There are some obvious limitations to this approach:

 * we assume that all the interesting state is in the registers
accessible to a signal handler. This is true in most cases but
we can't test complex instructions like ldrexd/strexd.
 * the generator is fairly simplistic and just alternates generated
instructions and "check-registers" commands. So branches and
loads or stores can't be checked this way. (This is more of a
restriction in the generator, not the test harness proper.)
 * we only catch gross errors of decode or implementation of
an instruction. We won't notice problems like overenthusiastic
reordering of instructions in the model's code generator, for
 * by definition, we can only test user-space visible instructions,
not those which are only accessible to privileged code.

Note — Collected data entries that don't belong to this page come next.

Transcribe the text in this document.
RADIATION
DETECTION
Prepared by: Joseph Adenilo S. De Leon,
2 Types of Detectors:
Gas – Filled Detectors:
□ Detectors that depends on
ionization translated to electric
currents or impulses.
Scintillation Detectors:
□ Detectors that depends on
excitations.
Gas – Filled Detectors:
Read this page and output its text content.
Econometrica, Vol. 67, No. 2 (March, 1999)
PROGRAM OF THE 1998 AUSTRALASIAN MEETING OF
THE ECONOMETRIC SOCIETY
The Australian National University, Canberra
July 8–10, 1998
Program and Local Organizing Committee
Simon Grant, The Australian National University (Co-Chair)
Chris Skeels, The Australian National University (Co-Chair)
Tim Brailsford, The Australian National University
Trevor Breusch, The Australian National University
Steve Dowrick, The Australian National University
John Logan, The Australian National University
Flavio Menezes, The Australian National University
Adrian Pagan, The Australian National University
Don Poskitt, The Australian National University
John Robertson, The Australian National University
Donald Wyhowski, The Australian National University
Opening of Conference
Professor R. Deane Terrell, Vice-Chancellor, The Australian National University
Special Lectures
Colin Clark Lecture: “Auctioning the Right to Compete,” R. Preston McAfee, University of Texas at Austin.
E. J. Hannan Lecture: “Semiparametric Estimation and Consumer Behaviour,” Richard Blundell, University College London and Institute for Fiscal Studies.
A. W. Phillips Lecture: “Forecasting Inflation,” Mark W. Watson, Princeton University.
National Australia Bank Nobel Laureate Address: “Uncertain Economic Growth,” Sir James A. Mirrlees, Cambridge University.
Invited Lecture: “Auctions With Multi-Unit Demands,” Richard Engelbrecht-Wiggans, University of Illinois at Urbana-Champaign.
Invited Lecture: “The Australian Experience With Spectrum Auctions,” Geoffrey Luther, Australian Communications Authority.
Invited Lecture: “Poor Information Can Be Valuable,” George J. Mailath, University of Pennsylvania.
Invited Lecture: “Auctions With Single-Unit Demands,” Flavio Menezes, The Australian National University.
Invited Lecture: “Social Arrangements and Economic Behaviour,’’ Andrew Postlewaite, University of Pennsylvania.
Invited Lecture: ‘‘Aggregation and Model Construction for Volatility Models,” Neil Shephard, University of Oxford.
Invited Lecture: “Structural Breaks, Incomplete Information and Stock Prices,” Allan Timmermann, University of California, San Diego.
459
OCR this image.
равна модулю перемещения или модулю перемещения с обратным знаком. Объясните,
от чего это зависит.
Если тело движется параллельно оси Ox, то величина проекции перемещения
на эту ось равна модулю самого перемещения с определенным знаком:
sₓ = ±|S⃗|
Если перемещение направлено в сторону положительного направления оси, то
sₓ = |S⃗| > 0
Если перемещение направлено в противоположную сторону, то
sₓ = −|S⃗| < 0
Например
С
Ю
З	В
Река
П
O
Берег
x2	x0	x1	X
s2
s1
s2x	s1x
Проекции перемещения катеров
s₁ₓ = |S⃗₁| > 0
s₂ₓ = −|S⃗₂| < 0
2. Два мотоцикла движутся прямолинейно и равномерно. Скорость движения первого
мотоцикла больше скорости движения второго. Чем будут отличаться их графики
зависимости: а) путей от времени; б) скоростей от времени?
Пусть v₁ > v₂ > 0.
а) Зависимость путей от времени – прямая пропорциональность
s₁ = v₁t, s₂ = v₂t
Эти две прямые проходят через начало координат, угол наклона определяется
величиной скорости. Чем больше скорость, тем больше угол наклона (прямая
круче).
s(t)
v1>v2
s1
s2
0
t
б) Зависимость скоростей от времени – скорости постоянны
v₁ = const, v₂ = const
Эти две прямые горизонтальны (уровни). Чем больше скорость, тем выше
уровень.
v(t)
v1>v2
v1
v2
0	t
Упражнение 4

Some limits which are more accidental:

 * I'm only testing ARM. The generator is rather ARM-specific.
The test harness is less so (there's a skeleton of an x86
implementation, for example) but only ARM is tested.
 * we don't actually compare FP status flags, simply because
I'm pretty sure qemu doesn't get them right yet and I'm more
interested in fixing gross bugs first.
 * You can compile statically to avoid the requirement for the ARM
chroot for qemu testing but you can no longer use gethostbyname() and need
to specify your hosts by IP address.
 * the documentation is rather minimal. This is because I don't
really expect many people to need to use this :-)

Contributed scripts

The contrib/ directory contains various contributed scripts
and other tools that are not necessary to use risu, but
might be helpful. See the comments in each script for
more information and documentation.

-- Peter Maydell <peter.maydell@linaro.org>